If the court reverses the IAT's decision, its decision operates as the grant of permission to appeal. The court's decision is final and there is no appeal from it nor a right to renew the application.
Collins J's decision
"11. … It seems to me that where Parliament has introduced a new procedure to deal with a particular problem which it perceives to exist, the court should hesitate long before considering that procedure to be less satisfactory. Parliament was aware of the existence of judicial review and quite clearly intended, as I have said, that statutory review should take its place. It clearly regarded the new procedure as satisfactory. In the light of the two tier appeal system which exists, it was in my view entitled so to regard it. It is proportionate to recognise the need for consideration by a High Court judge but, because of the very real problems created by delay and the pursuit of unmeritorious claims, to limit that consideration in the way which s.101 and CPR 54 has ordained
20. It is an abuse of process for a claim for judicial review to be pursued (after a statutory review has failed) on grounds which were or could have been relied on in the statutory review claim. The decision of a High Court judge cannot be judicially reviewed and this is an attempt to get around that prohibition. The claimants maintain that the court's discretion should not be exercised so that an ouster is established in fact if not in law. However, it would clearly be contrary to Parliament's purpose in enacting s.101 to permit judicial review unless there are exceptional circumstances and by no stretch of the imagination can a claim based on grounds which were or could have been raised in the statutory review be regarded as one to which exceptional circumstances apply. I recognise that it is dangerous to say 'never', but the above permits me to do so. Otherwise where new material comes to light the circumstances will have to be considered, but it is difficult to envisage any situation which would make judicial review appropriate short, perhaps, of evidence of fraud or bias or similar matters. "

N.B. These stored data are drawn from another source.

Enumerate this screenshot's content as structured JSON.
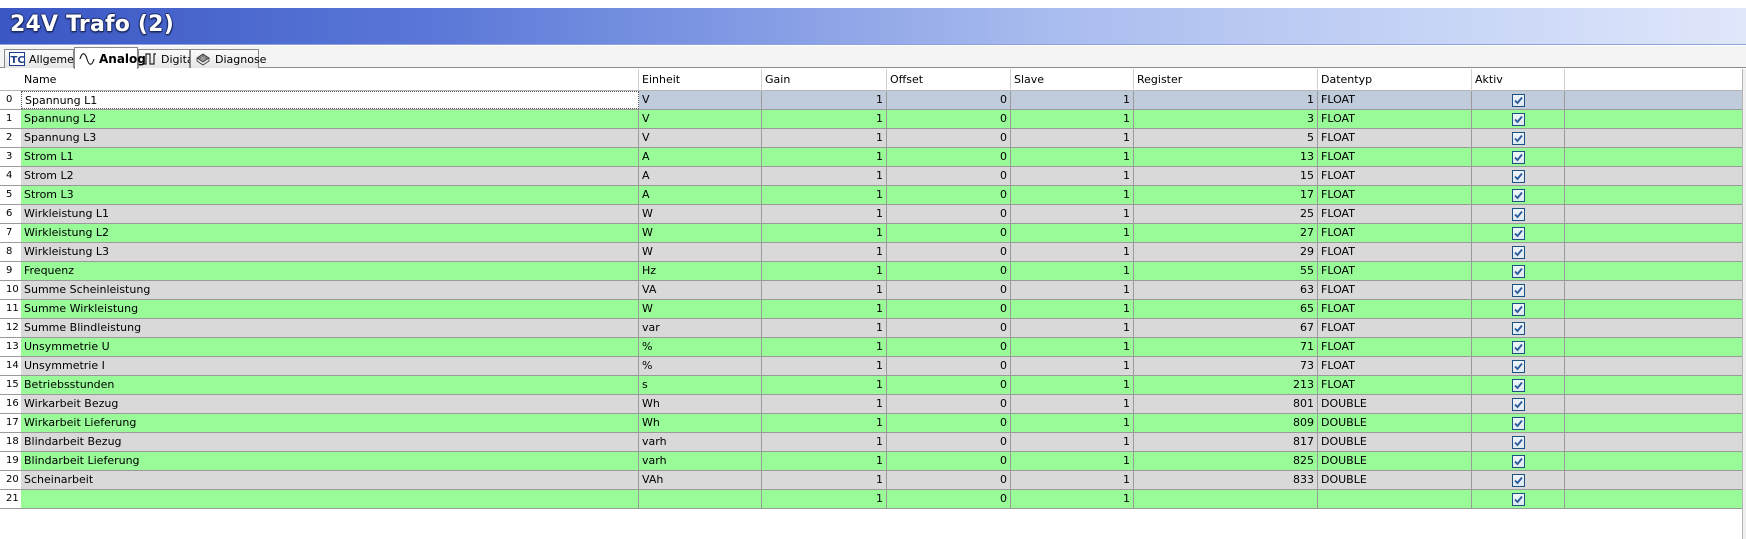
{
  "window": {
    "title": "24V Trafo (2)"
  },
  "tabs": [
    {
      "label": "Allgemein",
      "icon": "tc-logo-icon",
      "active": false
    },
    {
      "label": "Analog",
      "icon": "sine-wave-icon",
      "active": true
    },
    {
      "label": "Digital",
      "icon": "pulse-icon",
      "active": false
    },
    {
      "label": "Diagnose",
      "icon": "chip-icon",
      "active": false
    }
  ],
  "table": {
    "columns": [
      "Name",
      "Einheit",
      "Gain",
      "Offset",
      "Slave",
      "Register",
      "Datentyp",
      "Aktiv"
    ],
    "rows": [
      {
        "idx": "0",
        "name": "Spannung L1",
        "einheit": "V",
        "gain": "1",
        "offset": "0",
        "slave": "1",
        "register": "1",
        "datentyp": "FLOAT",
        "aktiv": true
      },
      {
        "idx": "1",
        "name": "Spannung L2",
        "einheit": "V",
        "gain": "1",
        "offset": "0",
        "slave": "1",
        "register": "3",
        "datentyp": "FLOAT",
        "aktiv": true
      },
      {
        "idx": "2",
        "name": "Spannung L3",
        "einheit": "V",
        "gain": "1",
        "offset": "0",
        "slave": "1",
        "register": "5",
        "datentyp": "FLOAT",
        "aktiv": true
      },
      {
        "idx": "3",
        "name": "Strom L1",
        "einheit": "A",
        "gain": "1",
        "offset": "0",
        "slave": "1",
        "register": "13",
        "datentyp": "FLOAT",
        "aktiv": true
      },
      {
        "idx": "4",
        "name": "Strom L2",
        "einheit": "A",
        "gain": "1",
        "offset": "0",
        "slave": "1",
        "register": "15",
        "datentyp": "FLOAT",
        "aktiv": true
      },
      {
        "idx": "5",
        "name": "Strom L3",
        "einheit": "A",
        "gain": "1",
        "offset": "0",
        "slave": "1",
        "register": "17",
        "datentyp": "FLOAT",
        "aktiv": true
      },
      {
        "idx": "6",
        "name": "Wirkleistung L1",
        "einheit": "W",
        "gain": "1",
        "offset": "0",
        "slave": "1",
        "register": "25",
        "datentyp": "FLOAT",
        "aktiv": true
      },
      {
        "idx": "7",
        "name": "Wirkleistung L2",
        "einheit": "W",
        "gain": "1",
        "offset": "0",
        "slave": "1",
        "register": "27",
        "datentyp": "FLOAT",
        "aktiv": true
      },
      {
        "idx": "8",
        "name": "Wirkleistung L3",
        "einheit": "W",
        "gain": "1",
        "offset": "0",
        "slave": "1",
        "register": "29",
        "datentyp": "FLOAT",
        "aktiv": true
      },
      {
        "idx": "9",
        "name": "Frequenz",
        "einheit": "Hz",
        "gain": "1",
        "offset": "0",
        "slave": "1",
        "register": "55",
        "datentyp": "FLOAT",
        "aktiv": true
      },
      {
        "idx": "10",
        "name": "Summe Scheinleistung",
        "einheit": "VA",
        "gain": "1",
        "offset": "0",
        "slave": "1",
        "register": "63",
        "datentyp": "FLOAT",
        "aktiv": true
      },
      {
        "idx": "11",
        "name": "Summe Wirkleistung",
        "einheit": "W",
        "gain": "1",
        "offset": "0",
        "slave": "1",
        "register": "65",
        "datentyp": "FLOAT",
        "aktiv": true
      },
      {
        "idx": "12",
        "name": "Summe Blindleistung",
        "einheit": "var",
        "gain": "1",
        "offset": "0",
        "slave": "1",
        "register": "67",
        "datentyp": "FLOAT",
        "aktiv": true
      },
      {
        "idx": "13",
        "name": "Unsymmetrie U",
        "einheit": "%",
        "gain": "1",
        "offset": "0",
        "slave": "1",
        "register": "71",
        "datentyp": "FLOAT",
        "aktiv": true
      },
      {
        "idx": "14",
        "name": "Unsymmetrie I",
        "einheit": "%",
        "gain": "1",
        "offset": "0",
        "slave": "1",
        "register": "73",
        "datentyp": "FLOAT",
        "aktiv": true
      },
      {
        "idx": "15",
        "name": "Betriebsstunden",
        "einheit": "s",
        "gain": "1",
        "offset": "0",
        "slave": "1",
        "register": "213",
        "datentyp": "FLOAT",
        "aktiv": true
      },
      {
        "idx": "16",
        "name": "Wirkarbeit Bezug",
        "einheit": "Wh",
        "gain": "1",
        "offset": "0",
        "slave": "1",
        "register": "801",
        "datentyp": "DOUBLE",
        "aktiv": true
      },
      {
        "idx": "17",
        "name": "Wirkarbeit Lieferung",
        "einheit": "Wh",
        "gain": "1",
        "offset": "0",
        "slave": "1",
        "register": "809",
        "datentyp": "DOUBLE",
        "aktiv": true
      },
      {
        "idx": "18",
        "name": "Blindarbeit Bezug",
        "einheit": "varh",
        "gain": "1",
        "offset": "0",
        "slave": "1",
        "register": "817",
        "datentyp": "DOUBLE",
        "aktiv": true
      },
      {
        "idx": "19",
        "name": "Blindarbeit Lieferung",
        "einheit": "varh",
        "gain": "1",
        "offset": "0",
        "slave": "1",
        "register": "825",
        "datentyp": "DOUBLE",
        "aktiv": true
      },
      {
        "idx": "20",
        "name": "Scheinarbeit",
        "einheit": "VAh",
        "gain": "1",
        "offset": "0",
        "slave": "1",
        "register": "833",
        "datentyp": "DOUBLE",
        "aktiv": true
      },
      {
        "idx": "21",
        "name": "",
        "einheit": "",
        "gain": "1",
        "offset": "0",
        "slave": "1",
        "register": "",
        "datentyp": "",
        "aktiv": true
      }
    ],
    "selected_row": 0
  },
  "colors": {
    "row_gray": "#d9d9d9",
    "row_green": "#98fb98",
    "row_selected": "#c0ccdb",
    "title_gradient_start": "#3a57c4",
    "check_mark": "#2a5a9a"
  }
}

In reaching these conclusions Collins J dismissed a contention that he was breaching Articles 6 and 14 of the European Convention on Human Rights.
G and M's submissions
Discussion
He would know of the central place accorded to oral argument in our common law adversarial system. This I think is important, because oral argument is perhaps the most powerful force there is, in our legal process, to promote a change of mind by the judge. That judges in fact change their minds under the influence of oral argument is not an arcane feature of the system; it is at the centre of it.
"… judicial review is customarily refused as an exercise of judicial discretion where an alternative remedy is available. Where Parliament has provided a statutory appeal procedure it will rarely be appropriate to grant permission for judicial review. The exceptional case may arise because the statutory procedure is less satisfactory than the procedure of judicial review. Usually, however, the alternative procedure is more convenient and judicial review is refused. "

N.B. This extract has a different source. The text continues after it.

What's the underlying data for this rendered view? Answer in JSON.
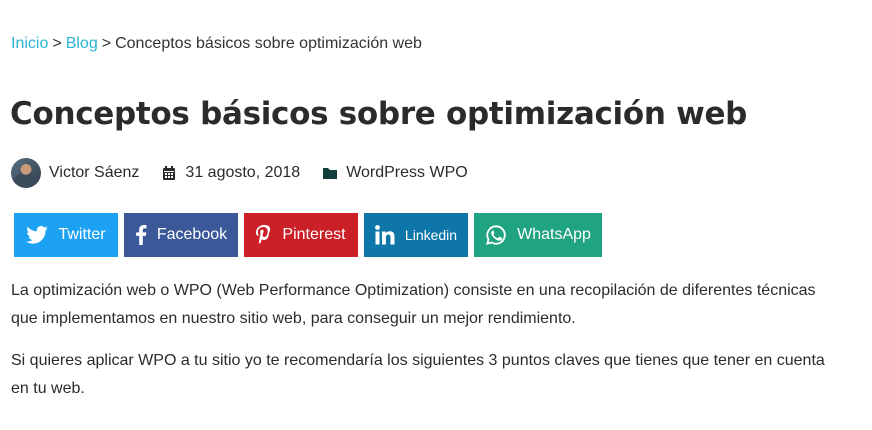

"52. There are, in our judgment, special factors which fully justify the practice of entertaining applications for permission to claim judicial review of refusals of leave to appeal by the tribunal. In asylum cases, and most cases are asylum cases, fundamental human rights are in play, often including the right to life and the right not to be subjected to torture. The number of applications for asylum is enormous, the pressure on the tribunal immense and the consequences of error considerable. The most anxious scrutiny of individual cases is called for and review by a High Court judge is a reasonable, if not an essential, ingredient in that scrutiny."
Discrimination
"The enjoyment of the rights and freedoms set forth in this Convention shall be secured without discrimination on any ground such as sex, race, colour, language, religion, political or other opinion, national or social origin, association with a national minority, property, birth or other status."
Where Article 14 is invoked, five questions fall to be considered:
1. Do the facts fall within the ambit of one or more Convention rights?
2. Was there a difference of treatment in respect of that right between the complainant and others put forward for comparison?
3. Were those others in an analogous situation?
4. Was the difference in treatment attributable to one or more of the proscribed grounds?
5. Was the difference in treatment objectively justifiable?
These questions overlap to a considerable degree, see the comments of and the authorities cited by Baroness Hale of Richmond in Ghaidan v Godin-Mendoza [2004] UKHL 30; [2004] 3 WLR 113 at paragraphs 133-4.
"Immigrants who wish to challenge a decision of an administrative tribunal (the Tribunal) are differently treated to those wishing to challenge the decisions of other administrative tribunals in the ordinary courts. Immigrants have no recourse to a public hearing, nor to the appellate courts. Even those whose recourse to the High Court is by way of statutory challenge (rather than judicial review) have access to an oral hearing and to the ability to appeal. The operative ground for this difference in treatment is nationality. "
We propose to consider each question in turn.